La fabrique sociale de lindividu au filtre décapant de George Mead
L’Esprit,
le soi et la société,
par George Herbert Mead,
PUF, 2006, 436 pages, 32 euros.
Les traductions de textes
de la tradition pragmatiste américaine (William James, John Dewey) se multiplient ces derniers temps. L’intérêt de tout un continent intellectuel est enfin perçu. La réédition de l’Esprit,
le soi et la société participe de cette redécouverte. Intellectuel engagé doublé d’un savant rigoureux, Mead (1863-1931) livre
à la postérité un chef-d’oeuvre devenu un classique outre-Atlantique.
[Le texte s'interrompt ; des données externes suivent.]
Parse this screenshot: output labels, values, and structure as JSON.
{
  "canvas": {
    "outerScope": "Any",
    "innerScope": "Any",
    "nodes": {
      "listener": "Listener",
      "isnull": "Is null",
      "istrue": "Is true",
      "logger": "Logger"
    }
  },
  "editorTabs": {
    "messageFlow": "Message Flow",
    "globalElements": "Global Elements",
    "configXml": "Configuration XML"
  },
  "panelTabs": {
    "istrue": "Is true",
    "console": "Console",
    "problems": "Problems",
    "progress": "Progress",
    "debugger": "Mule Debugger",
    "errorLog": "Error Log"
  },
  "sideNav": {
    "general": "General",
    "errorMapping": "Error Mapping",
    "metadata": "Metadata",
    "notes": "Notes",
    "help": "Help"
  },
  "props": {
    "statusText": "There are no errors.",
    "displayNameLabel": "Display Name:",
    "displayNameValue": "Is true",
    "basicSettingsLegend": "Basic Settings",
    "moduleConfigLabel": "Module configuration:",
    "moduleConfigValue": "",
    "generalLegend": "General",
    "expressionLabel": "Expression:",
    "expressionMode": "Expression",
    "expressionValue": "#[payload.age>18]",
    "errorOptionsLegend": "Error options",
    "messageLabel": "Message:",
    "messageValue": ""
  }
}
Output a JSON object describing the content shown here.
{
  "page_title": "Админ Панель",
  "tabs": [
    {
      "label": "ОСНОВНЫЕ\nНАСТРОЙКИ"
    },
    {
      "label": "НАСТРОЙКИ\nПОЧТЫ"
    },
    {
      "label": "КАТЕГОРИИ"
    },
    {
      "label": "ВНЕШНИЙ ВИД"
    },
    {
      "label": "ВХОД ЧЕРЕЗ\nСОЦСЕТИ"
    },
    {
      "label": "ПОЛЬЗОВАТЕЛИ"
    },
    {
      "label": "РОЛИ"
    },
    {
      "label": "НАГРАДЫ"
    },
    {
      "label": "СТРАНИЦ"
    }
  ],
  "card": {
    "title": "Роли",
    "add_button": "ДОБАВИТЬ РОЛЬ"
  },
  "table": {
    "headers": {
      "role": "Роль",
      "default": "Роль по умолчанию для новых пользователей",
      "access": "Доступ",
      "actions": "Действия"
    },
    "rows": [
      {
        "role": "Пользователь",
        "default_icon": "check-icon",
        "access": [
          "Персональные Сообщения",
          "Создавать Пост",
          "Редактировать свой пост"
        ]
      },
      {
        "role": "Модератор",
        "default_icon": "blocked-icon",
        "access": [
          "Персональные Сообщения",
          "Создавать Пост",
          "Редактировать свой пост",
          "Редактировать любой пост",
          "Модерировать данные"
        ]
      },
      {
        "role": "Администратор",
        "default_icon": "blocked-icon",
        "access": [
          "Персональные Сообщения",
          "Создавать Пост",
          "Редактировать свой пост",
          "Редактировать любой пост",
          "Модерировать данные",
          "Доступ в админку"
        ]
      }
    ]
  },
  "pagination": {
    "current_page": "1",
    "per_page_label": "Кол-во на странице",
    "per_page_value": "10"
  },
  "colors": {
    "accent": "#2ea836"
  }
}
Impossible en effet de ne pas l’aborder dans les cursus des sciences sociales. Il est, notamment, un des grands référents de l’école sociologique de Chicago. Malgré cela, cet ouvrage posthume (1932) n’est traduit en français que trente ans plus tard
et on le confine alors à la psychologie sociale. Depuis, il pâtit d’une relative indifférence.
Il faut donc souligner le remarquable travail
des sociologues Daniel Cefaï et Louis Quéré, auteurs de cette nouvelle traduction
et d’une substantielle mise en perspective
de la trajectoire sociale et intellectuelle de Mead.
Pourquoi étudier ce livre au titre assez obscur ? L’Esprit offre un point de vue d’une extraordinaire richesse sur le monde social. Expérimentateur, Mead veut bâtir une conception scientifique originale de la vie en société (sans forcément fonder un système). Plus précisément, il veut rendre compte du processus circulaire par lequel
les individus font en quelque sorte l’environnement qui les fait. Inspiré par Darwin, l’auteur se demande ainsi comment les hommes s’adaptent à leur monde. L’ouvrage est structuré sur la base de trois grandes parties : la première traite de l’esprit,
la deuxième du soi (le self, c’est-à-dire l’individu social), enfin la dernière aborde la société. Mead dépoussière le vocabulaire de la philosophie pour articuler une théorie sociologique de la formation de l’esprit sur une base matérialiste. Structurée par des symboles, la conscience est ainsi sociale de part en part. Pas d’esprit ni de soi sans société ; de même, pas de société sans activité du self.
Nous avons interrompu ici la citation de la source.